Wall Street  Journal

Opinion

Manila Must Beat the Separatists

Philippine president Gloria Macapagal Arroyo recently suspended peace talks with the Moro Islamic Liberation Front, a separatist group that wants to claim the southern island of Mindanao as its own. Ms. Arroyo now must devote military and financial resources to the disputed territory and win the war once and for all with U.S. help.

This strategy has worked before. Shortly after the September 11 attacks, U.S. Special Operations Forces stepped up clandestine assistance to Philippines armed forces fighting the Islamic terrorist group Abu Sayyaf. It was an urgent mission: The al Qaeda and Jemaah Islamiyah-linked group used its southern Philippines base to carry out a series of abductions and beheadings. Unchecked, the group's violence threatened to destabilize Mindanao and nearby islands.

Manila back then accepted U.S. help, but barred the Americans from direct combat. So U.S. special forces provided their Philippine counterparts with intelligence, training, up-to-date radios and high-speed boats to patrol coastal waters. U.S. forces also won over residents in parts of Mindanao and Basilan islands by improving water wells, building footbridges, refurbishing mosques, and providing medical, dental and veterinary services. In doing so, they overcame some of the central governments neglect and siphoned off some of the local resentments that contributed to the terrorists' recruitment pools.

This technique would work throughout Mindanao, too, if Ms. Arroyo would employ it. Instead, the president agreed to surrender some 700 villages to the MILF, in exchange for vague pledges of peace. Not since the fledgling American republic paid tribute to the Barbary Pirates along the coast of Muslim North Africa in the early 19th century has a worse deal been struck with bandits, with similar foreseeable consequences -- the demand for fresh payoffs. Luckily, the Philippine Supreme Court halted the process when Catholic politicians challenged the arrangement for Muslim autonomy. MILF militants reacted predictably -- with violence.
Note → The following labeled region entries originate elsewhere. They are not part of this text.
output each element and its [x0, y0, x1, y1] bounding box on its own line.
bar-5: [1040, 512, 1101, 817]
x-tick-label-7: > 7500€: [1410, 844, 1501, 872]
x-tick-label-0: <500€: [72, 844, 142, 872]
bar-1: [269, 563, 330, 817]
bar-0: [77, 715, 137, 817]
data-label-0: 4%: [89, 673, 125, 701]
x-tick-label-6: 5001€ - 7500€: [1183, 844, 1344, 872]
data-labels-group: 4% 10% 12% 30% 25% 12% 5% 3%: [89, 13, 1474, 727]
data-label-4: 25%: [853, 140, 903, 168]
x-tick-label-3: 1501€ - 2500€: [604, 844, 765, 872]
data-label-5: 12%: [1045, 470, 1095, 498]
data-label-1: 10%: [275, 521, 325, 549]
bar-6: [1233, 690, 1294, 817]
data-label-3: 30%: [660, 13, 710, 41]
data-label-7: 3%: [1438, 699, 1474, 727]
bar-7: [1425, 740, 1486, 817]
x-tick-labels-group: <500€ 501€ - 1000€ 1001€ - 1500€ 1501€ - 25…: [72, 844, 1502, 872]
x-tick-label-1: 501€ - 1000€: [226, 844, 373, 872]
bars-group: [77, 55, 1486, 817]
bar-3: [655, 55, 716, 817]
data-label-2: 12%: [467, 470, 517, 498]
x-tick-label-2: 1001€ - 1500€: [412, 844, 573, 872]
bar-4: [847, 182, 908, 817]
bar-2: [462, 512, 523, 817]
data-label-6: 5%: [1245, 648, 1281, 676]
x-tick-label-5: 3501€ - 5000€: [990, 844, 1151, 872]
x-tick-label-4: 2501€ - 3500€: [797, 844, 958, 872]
Ms. Arroyo may worry that employing force against these militants would only aggravate the problem. That's unlikely. Killing or capturing the MILF rank-and-file who will never reconcile with the central government must be a part of any successful anti-insurgency strategy. Other nonmilitary aspects, such as economic development and "soft" approaches to insurgency, must be part of a solution. But handing over sizeable portions of Mindanao is not wise. Muslim militias -- wherever they are located -- are not appeased by surrenders; their appetite is whetted, not satiated by victories.

The U.S. is probably better positioned today to give counterinsurgency help than ever before. Since September 11, the U.S. has come to the aid of local governments from Afghanistan and Iraq to the Horn of Africa to deny sanctuary to al Qaeda and other terrorist networks. Washington has worked with numerous governments to train their security forces, extend their governance, and disburse public services to remote enclaves -- all aimed at winning over locals before they provide recruits, shelter, and sustenance to radical bands. Whoever assumes the U.S. presidency in 2009 will have to look to low-cost, lower-visibility, high-pay-off ways to combat terrorism. Aiding Manila and other besieged capitals with assistance and indirect military backing is a realistic option.

If Ms. Arroyo balks, then the MILF separatist threat will metastasize with the possibility of an anarchic Mindanao. This outcome would endanger shipping lanes, nearby Malaysia and Indonesia, and the Philippines itself. The stakes are too high not to take an aggressive stance against the MILF.

Mr. Henriksen is a senior fellow at Stanford's Hoover Institution and at the U.S. Joint Special Operations University. His latest book is "American Power after the Berlin Wall" (Palgrave Macmillan, 2007).